Esa mañana despertó antes de lo habitual. Una pesadilla la sobresaltó. Caía en el vacío empujada por el peso de su cuerpo. Y sentía frío, mucho frío. La velocidad que alcanzaba al descender le golpeaba las sienes y sentía un intenso dolor que recorría la cavidad de sus oídos empezando por el martillo, lo superaba hasta el yunque y alcanzaba su culmen en el estribo. Ese fue el momento en el que volvió a la realidad. ¿Qué querría significar aquello? Otras veces había tenido sueños parecidos, pero en esta ocasión le vino en seguida una idea que comenzó a dar giros en su mente: aquello que no se puede cambiar? déjalo estar.

Qué extraño era todo. No sé dónde diantres había surgido esa imagen. Que lo vacuo fuera capaz de despertar esa sensación entrañaba un riesgo evidente. A estas alturas de la vida ya sabía que el mundo de lo onírico llevaba aparejado un sentido singular acerca de lo experimentado. Ya había pasado el tiempo del empeño en juzgar a tirios y troyanos, a esos adversarios que son incapaces de reconocer el más mínimo punto en común en cualquier asunto que se tercie.

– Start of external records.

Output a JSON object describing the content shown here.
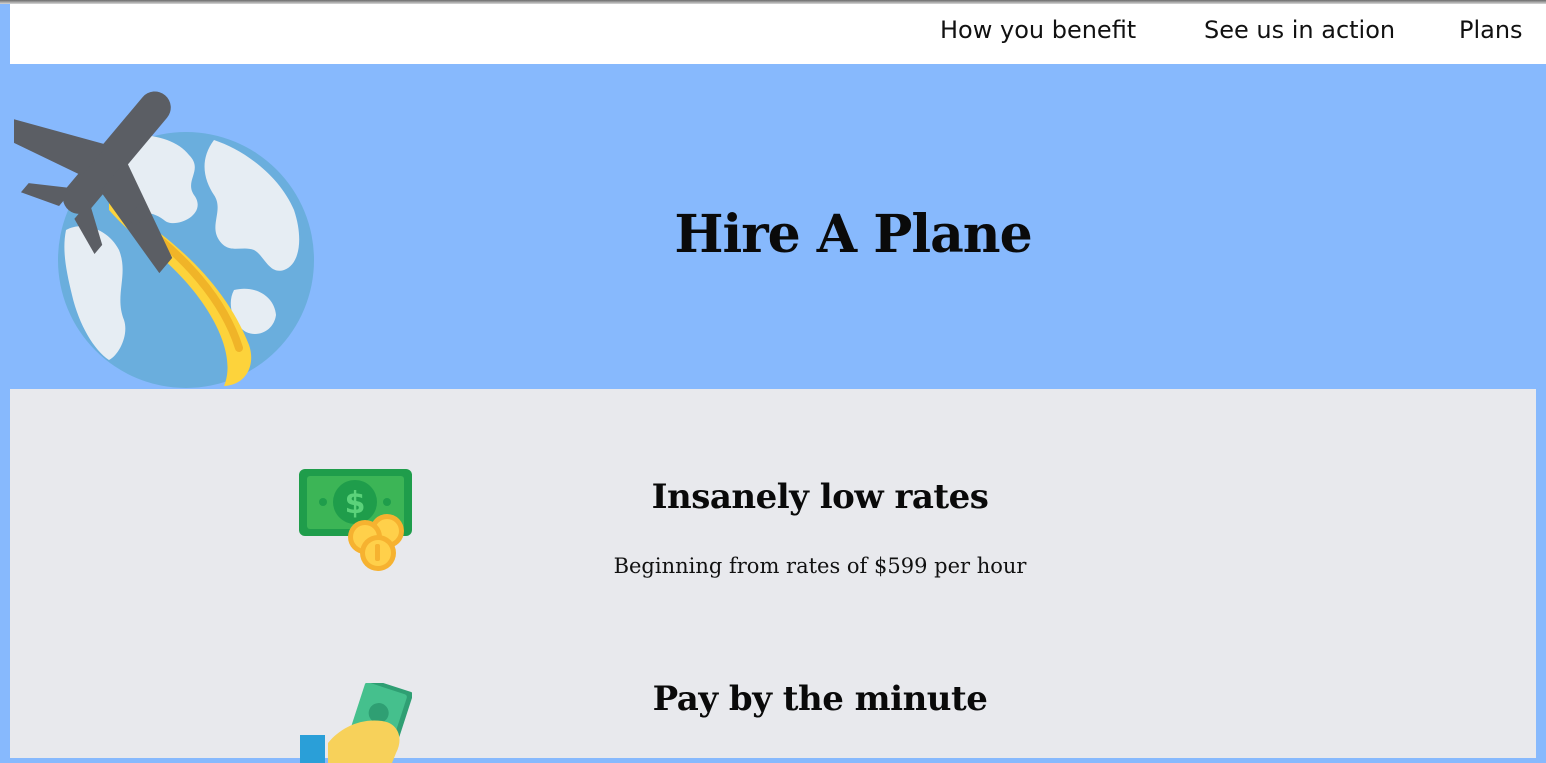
{
  "nav": {
    "items": [
      {
        "label": "How you benefit"
      },
      {
        "label": "See us in action"
      },
      {
        "label": "Plans"
      }
    ]
  },
  "hero": {
    "title": "Hire A Plane",
    "illustration": "plane-over-globe-icon"
  },
  "features": [
    {
      "icon": "money-coins-icon",
      "title": "Insanely low rates",
      "description": "Beginning from rates of $599 per hour"
    },
    {
      "icon": "hand-cash-icon",
      "title": "Pay by the minute"
    }
  ],
  "colors": {
    "hero_background": "#87b9fd",
    "features_background": "#e8e9ed",
    "navbar_background": "#ffffff",
    "plane": "#5b5e64",
    "contrail": "#fdd33b",
    "globe": "#6aaedd"
  }
}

También esos años en los que perseveraba con verdadero ahínco cambiar a sus amigas, a sus amigos, a su pareja, e incluso al vecino que se negaba a saludarle mientras esperaban el ascensor.

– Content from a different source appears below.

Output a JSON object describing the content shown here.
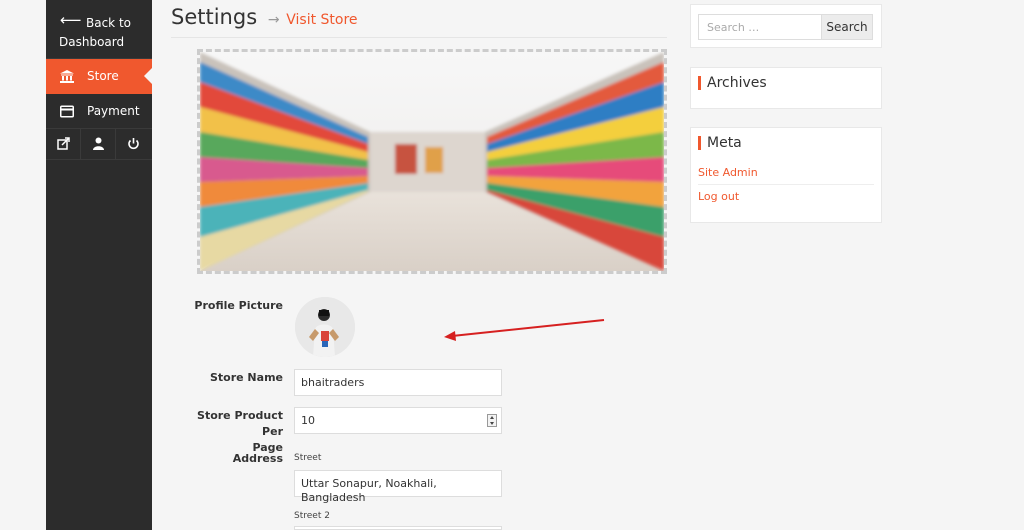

Le costó alcanzar un nivel de consciencia para reconocer que dedicaba demasiada energía en pensar en lo que no quería y en lo que estaba mal, que en lo que deseaba o en lo que estaba bien. Es verdad que nos resistimos ante muchas cuestiones: ante lo que no podemos controlar, ante lo que no depende de nosotros, ante determinadas circunstancias que aún no han ocurrido, y que ni sabemos si ocurrirán. Pero ese tesón sí es reiterativo. Tanto que tropezamos una y mil veces en la misma piedra de lo que no se puede cambiar.

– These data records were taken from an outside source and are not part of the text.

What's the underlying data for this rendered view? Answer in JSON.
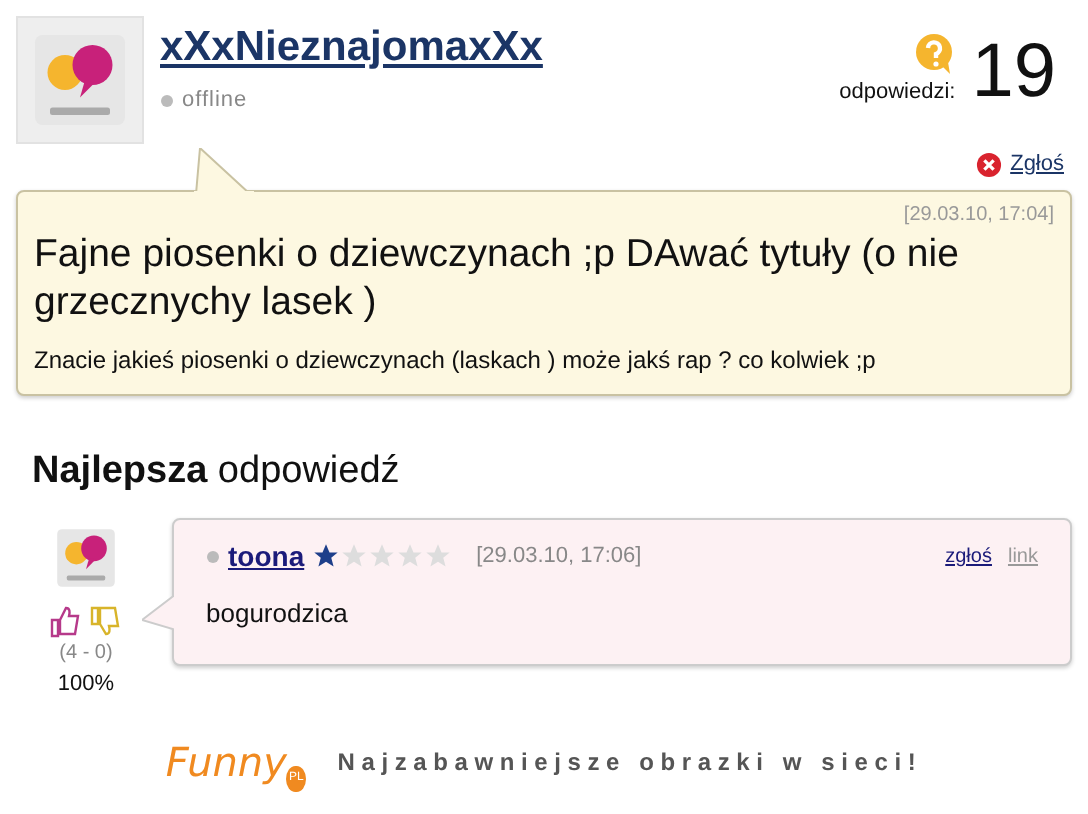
{
  "question": {
    "author": "xXxNieznajomaxXx",
    "status": "offline",
    "answers_label": "odpowiedzi:",
    "answers_count": "19",
    "report": "Zgłoś",
    "date": "[29.03.10, 17:04]",
    "title": "Fajne piosenki o dziewczynach ;p DAwać tytuły (o nie grzecznychy lasek )",
    "body": "Znacie jakieś piosenki o dziewczynach (laskach ) może jakś rap ? co kolwiek ;p"
  },
  "best_answer": {
    "heading": "**Najlepsza** odpowiedź",
    "author": "toona",
    "stars": 1,
    "date": "[29.03.10, 17:06]",
    "report": "zgłoś",
    "link": "link",
    "body": "bogurodzica",
    "votes": "(4 - 0)",
    "percent": "100%"
  },
  "footer": {
    "logo": "Funny",
    "logo_badge": "PL",
    "tagline": "Najzabawniejsze obrazki w sieci!"
  }
}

Resulta curioso que, muchas veces no llegamos a aceptar cosas que, simplemente son; otras, que han ocurrido y que ya no se pueden modificar; vicisitudes que, con una muy alta probabilidad, puedan suceder, o incluso hechos que seguro pasarán. De ahí que su empecinamiento resultara tan familiar cuando lo compartía con sus amigas. Ellas también se habían situado en innumerables ocasiones en el papel de quienes se empeñan en cambiar al otro, al que tienen enfrente o al lado. Y eso no había llegado a ningún sitio porque, más temprano que tarde, la vida les golpeó con una dosis de realidad de la buena, de la que nadie se puede escapar, por muchas aventuras que se emprendan.

Cuando un cartel anuncia que en ese jardín se han plantado tulipanes, lo que brotan no son crisantemos, ni claveles, ni orquídeas. Lo que emergen, por mucho que nos pese, son tulipanes. Las cosas son como son y hay muchas que no se pueden cambiar.

Está visto que, como califica Esperanza Aguirre a Isabel Díaz Ayuso, cuando una es una crack, no hay nada más que hacer. Y pretender modificar actitudes, ideas, estrategias, comportamientos y hábitos enraizados en lo más profundo del ser es un imposible, como alterar el curso de los ríos o de las ramblas. Cuando menos una se lo espera las aguas vuelven a las correntías naturales. El empeño, por tanto, no cabe. Ni aquí ni en lo inevitable. Y cuanto antes se acepte, más pronto se resuelven los conflictos? y menos se sufre.